A proposed establishment of a joint venture between BHP Billiton and Rio Tinto to operate their iron ore concessions in the Pilbara region of Western Australia jointly has been terminated.

BHP Billiton and Rio Tinto had proposed establishing a production joint venture covering the entirety of both companies’ Western Australian iron ore assets.

Since the agreement was signed it was apparent that regulatory approvals were unlikely to be achieved so the pair decided to dissolve the proposed joint venture.

As well as facing opposition from steel companies and steel organisations both parties were advised that the proposal would not be approved in its current form by the European Commission, Australian Competition and Consumer Commission, Japan Fair Trade Commission, Korea Fair Trade Commission or the German Federal Cartel Office.

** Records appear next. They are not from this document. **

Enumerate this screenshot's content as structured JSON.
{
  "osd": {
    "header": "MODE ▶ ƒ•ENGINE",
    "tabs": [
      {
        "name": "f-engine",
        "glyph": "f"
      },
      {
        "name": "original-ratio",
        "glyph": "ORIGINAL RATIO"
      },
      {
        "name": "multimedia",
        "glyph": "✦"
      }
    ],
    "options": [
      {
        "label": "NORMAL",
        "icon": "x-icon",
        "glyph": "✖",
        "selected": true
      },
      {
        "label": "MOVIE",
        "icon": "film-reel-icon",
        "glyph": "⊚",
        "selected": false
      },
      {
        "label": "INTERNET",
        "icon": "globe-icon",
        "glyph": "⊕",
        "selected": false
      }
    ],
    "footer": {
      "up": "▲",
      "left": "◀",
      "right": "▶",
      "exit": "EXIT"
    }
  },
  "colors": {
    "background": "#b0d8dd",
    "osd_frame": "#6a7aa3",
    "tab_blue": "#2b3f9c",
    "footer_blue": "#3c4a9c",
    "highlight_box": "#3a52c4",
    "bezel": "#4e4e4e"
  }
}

Ian Christmas, worldsteel director general said: “We are obviously pleased that this joint venture is no longer going ahead.

“We have long argued that allowing BHP Billiton and Rio Tinto to merge their Western Australia iron ore businesses was not in the public interest.

“However, the decision not to proceed with the JV does not address the already uncompetitive nature of the seaborne iron ore market where the top three mining companies have a combined share of about 70%.”

Euofer director general Gordon Moffat said a restriction in competition moving from a position of market dominance of three companies (Vale, BHP Billiton, Rio Tinto) to only two would substantially have reduced the consumer choice of supplier.

“It effectively would have created a duopoly with the global iron ore market in the hands of two companies,” he said.